Только Софья Васильевна, зная отвращение мужа к покупкам, к магазинной толкотне, могла оценить это. А тут было даже большее: по военному времени следовало еще раздобыть ордера, не забыть промтоварные «единички»… Блестя глазами, она обняла его и поцеловала, приговаривая: «Смотри, не забыл! Не забыл!» Чтобы сделать ему приятное, все рассмотрела отдельно, а материю даже приложила к себе, похвалила.
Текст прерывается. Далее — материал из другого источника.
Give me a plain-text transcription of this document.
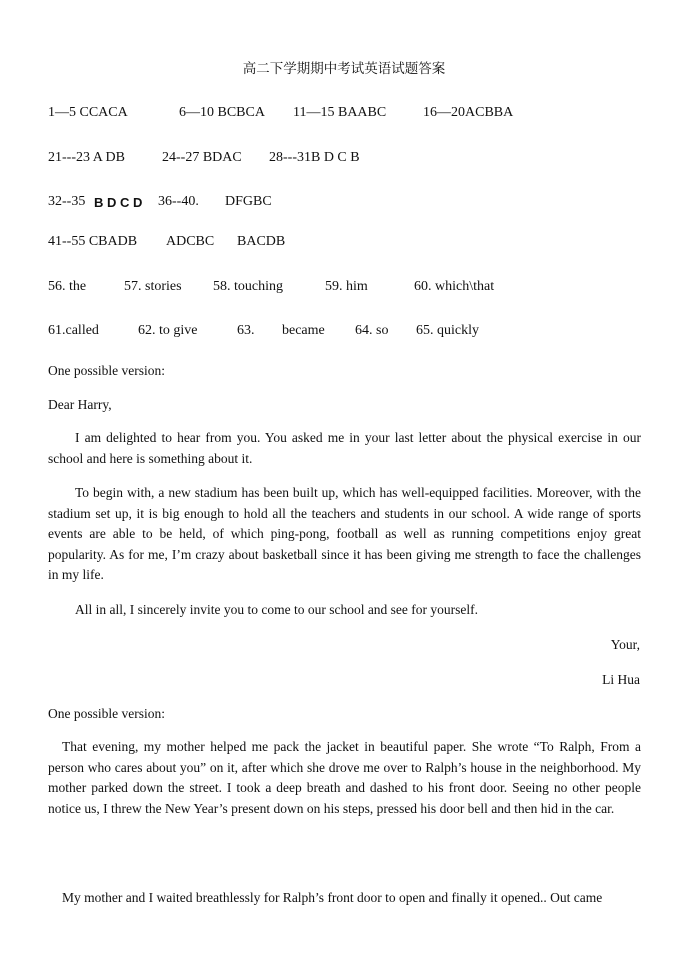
高二下学期期中考试英语试题答案
1—5 CCACA	6—10 BCBCA 11—15 BAABC	16—20ACBBA
21---23 A DB	24--27 BDAC 28---31B D C B
32--35 B D C D 36--40. DFGBC
41--55 CBADB ADCBC BACDB
56. the	57. stories 58. touching	59. him	60. which\that
61.called	62. to give	63. became 64. so 65. quickly
One possible version:
Dear Harry,
I am delighted to hear from you. You asked me in your last letter about the physical exercise in our school and here is something about it.
To begin with, a new stadium has been built up, which has well-equipped facilities. Moreover, with the stadium set up, it is big enough to hold all the teachers and students in our school. A wide range of sports events are able to be held, of which ping-pong, football as well as running competitions enjoy great popularity. As for me, I’m crazy about basketball since it has been giving me strength to face the challenges in my life.
All in all, I sincerely invite you to come to our school and see for yourself.
Your,
Li Hua
One possible version:
That evening, my mother helped me pack the jacket in beautiful paper. She wrote “To Ralph, From a person who cares about you” on it, after which she drove me over to Ralph’s house in the neighborhood. My mother parked down the street. I took a deep breath and dashed to his front door. Seeing no other people notice us, I threw the New Year’s present down on his steps, pressed his door bell and then hid in the car.
My mother and I waited breathlessly for Ralph’s front door to open and finally it opened.. Out came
Ботинки для Вити ей показались велики, но она тотчас успокоила Михаила: это не страшно — нога вырастет.
— Погоди! Зачем ей вырастать? — Он остановил ее. — То есть она должна вырасти, но ты меня не поняла… Это к Витиному дню рождения, к маю. Чуть не год еще! Тогда дашь ему — и будет как раз по ноге.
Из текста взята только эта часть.